Focus on Mobile Users
According to a study by Google, up to 48% of users felt companies didn’t care about their business if their sites didn’t work well on mobile devices. The same matter can be applied to your forms.
Nowadays, users access your forms via various mobile devices. Optimizing your form into a mobile-friendly design plays a crucial role in increasing user engagement as well as form conversion rate.
Here are what you should consider:
Design a Finger-friendly App Form
Bear in mind that the smaller the touch targets are, the harder it is for users to finish their forms. The small targets force users to pay more attention to press the targets accurately. Therefore, make sure that you design your forms with finger-sized elements.
Labels Should be Concise, Objective, and Placed Above the Entry Fields
Designing forms for mobiles requires more effort because of the limitation on space. Everything, including labels, needs to be optimized to the simplest yet most precise.
Normally, labels are placed inside the field entry so that they will disappear when users type in. However, the best practice for labels is that you should place them above the field entry. This is useful when users need guidance while typing in forms.
Optimize the CTA Button
The submit button plays the most crucial part in a form. Optimizing it greatly contributes to increasing the form submission rate.

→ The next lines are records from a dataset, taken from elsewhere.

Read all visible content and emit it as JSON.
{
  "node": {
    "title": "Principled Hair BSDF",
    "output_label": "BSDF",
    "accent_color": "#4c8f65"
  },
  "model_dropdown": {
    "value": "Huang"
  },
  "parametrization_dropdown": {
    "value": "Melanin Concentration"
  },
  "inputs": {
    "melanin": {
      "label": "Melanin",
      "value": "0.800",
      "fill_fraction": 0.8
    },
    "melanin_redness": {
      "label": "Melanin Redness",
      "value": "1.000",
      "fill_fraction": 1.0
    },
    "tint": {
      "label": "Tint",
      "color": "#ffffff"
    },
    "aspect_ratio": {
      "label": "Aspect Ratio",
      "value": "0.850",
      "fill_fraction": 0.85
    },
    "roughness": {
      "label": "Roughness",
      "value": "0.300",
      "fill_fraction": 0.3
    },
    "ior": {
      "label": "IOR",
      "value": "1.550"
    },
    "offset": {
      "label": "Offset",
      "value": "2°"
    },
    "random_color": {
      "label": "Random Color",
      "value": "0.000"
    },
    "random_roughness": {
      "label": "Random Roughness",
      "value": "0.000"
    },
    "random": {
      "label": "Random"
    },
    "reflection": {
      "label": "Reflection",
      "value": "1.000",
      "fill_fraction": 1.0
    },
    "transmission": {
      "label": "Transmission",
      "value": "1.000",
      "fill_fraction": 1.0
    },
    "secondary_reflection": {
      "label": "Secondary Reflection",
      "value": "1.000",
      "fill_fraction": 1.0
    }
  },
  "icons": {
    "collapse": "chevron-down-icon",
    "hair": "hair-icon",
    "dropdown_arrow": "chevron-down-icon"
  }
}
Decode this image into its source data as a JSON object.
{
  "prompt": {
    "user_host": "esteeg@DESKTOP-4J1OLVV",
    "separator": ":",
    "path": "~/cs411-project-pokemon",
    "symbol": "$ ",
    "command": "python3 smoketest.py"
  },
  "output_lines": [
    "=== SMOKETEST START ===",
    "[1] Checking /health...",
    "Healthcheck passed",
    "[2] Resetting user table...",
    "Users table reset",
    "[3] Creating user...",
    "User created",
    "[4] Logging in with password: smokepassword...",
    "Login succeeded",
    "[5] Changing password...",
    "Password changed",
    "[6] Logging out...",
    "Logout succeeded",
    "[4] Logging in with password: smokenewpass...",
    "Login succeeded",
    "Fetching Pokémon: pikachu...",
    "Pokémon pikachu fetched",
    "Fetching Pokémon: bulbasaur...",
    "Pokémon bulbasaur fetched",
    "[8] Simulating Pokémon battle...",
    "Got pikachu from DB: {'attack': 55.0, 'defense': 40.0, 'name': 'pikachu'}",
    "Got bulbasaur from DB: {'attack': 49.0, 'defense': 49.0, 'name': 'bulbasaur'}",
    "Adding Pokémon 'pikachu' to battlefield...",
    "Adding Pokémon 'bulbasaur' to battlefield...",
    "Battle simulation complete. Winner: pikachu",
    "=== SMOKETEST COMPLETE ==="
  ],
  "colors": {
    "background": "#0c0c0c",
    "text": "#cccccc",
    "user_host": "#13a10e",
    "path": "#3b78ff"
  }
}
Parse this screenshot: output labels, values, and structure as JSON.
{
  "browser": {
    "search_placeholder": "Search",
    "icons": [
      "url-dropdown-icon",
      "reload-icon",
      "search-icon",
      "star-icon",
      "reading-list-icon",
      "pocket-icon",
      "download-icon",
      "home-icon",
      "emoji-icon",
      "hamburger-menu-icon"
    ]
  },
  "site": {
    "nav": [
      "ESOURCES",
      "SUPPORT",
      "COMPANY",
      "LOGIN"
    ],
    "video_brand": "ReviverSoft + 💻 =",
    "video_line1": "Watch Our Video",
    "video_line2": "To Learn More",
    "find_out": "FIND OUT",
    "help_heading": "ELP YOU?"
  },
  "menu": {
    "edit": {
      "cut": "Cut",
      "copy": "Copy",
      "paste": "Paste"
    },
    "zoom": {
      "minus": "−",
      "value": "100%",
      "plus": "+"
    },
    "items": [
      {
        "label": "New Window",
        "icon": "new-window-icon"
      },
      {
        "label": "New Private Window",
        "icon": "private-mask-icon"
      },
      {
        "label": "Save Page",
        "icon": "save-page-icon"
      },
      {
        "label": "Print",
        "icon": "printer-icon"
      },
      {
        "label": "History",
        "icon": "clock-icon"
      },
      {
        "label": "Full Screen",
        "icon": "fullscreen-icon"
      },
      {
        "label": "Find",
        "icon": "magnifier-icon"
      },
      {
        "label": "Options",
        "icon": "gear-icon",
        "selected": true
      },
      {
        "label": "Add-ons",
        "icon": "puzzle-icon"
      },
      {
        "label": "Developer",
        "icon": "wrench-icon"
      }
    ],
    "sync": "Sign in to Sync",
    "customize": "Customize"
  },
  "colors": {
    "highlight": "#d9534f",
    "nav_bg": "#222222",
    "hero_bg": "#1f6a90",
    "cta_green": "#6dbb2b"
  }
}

Instead of keeping the boring default “Send” or “Submit” form button, you should replace them with a descriptive, strong call to action, for instance, “Download Now,” “Get it Now,” “Sign In,” or “Create an Account.”
Plus, using bold brilliant colors like red will easily capture visitors’ attention and urge them to click on it. According to a study of Midas Media, orange, blue, red, and green are the top four popular colors that strongly evoke a feeling of “give it a go.”
You can also think of trying simple effects, such as arrows or gradients to make your button stand out. Another aspect needed to consider is the button size. Too small buttons will sink like a stone whilst oversized ones will be perceived as spammy or pushy.
How do you decide the size of your CTA button?
Unfortunately, there are no fixed principles for this. To find out, you have to do A/B testing. Invite friends, co-workers to take the test, note down their feedback and then make a decision.
This article has provided you with insight into 13 form design best practices to take your form to the next level - great, UX-friendly, as well as boosting conversion rate.
Keep in mind that your form must be short, well-designed, mobile-friendly, social proof included, and use single columns.
In terms of privacy, allow showing/hiding passwords as well as implementing ReCaptcha to ensure user flow and form security.
Pay special attention to your CTA button, as it’s the determining factor to your form conversion rate. Remember to beautify your button with vibrant colors and fill your submitted text with strong, descriptive phrases.
Lastly, when you have your proper forms, we recommend you test your form, to make sure there’s no friction.
Now that you’ve known all the form design tips, it’s time to put them into practice and deliver your best forms to users!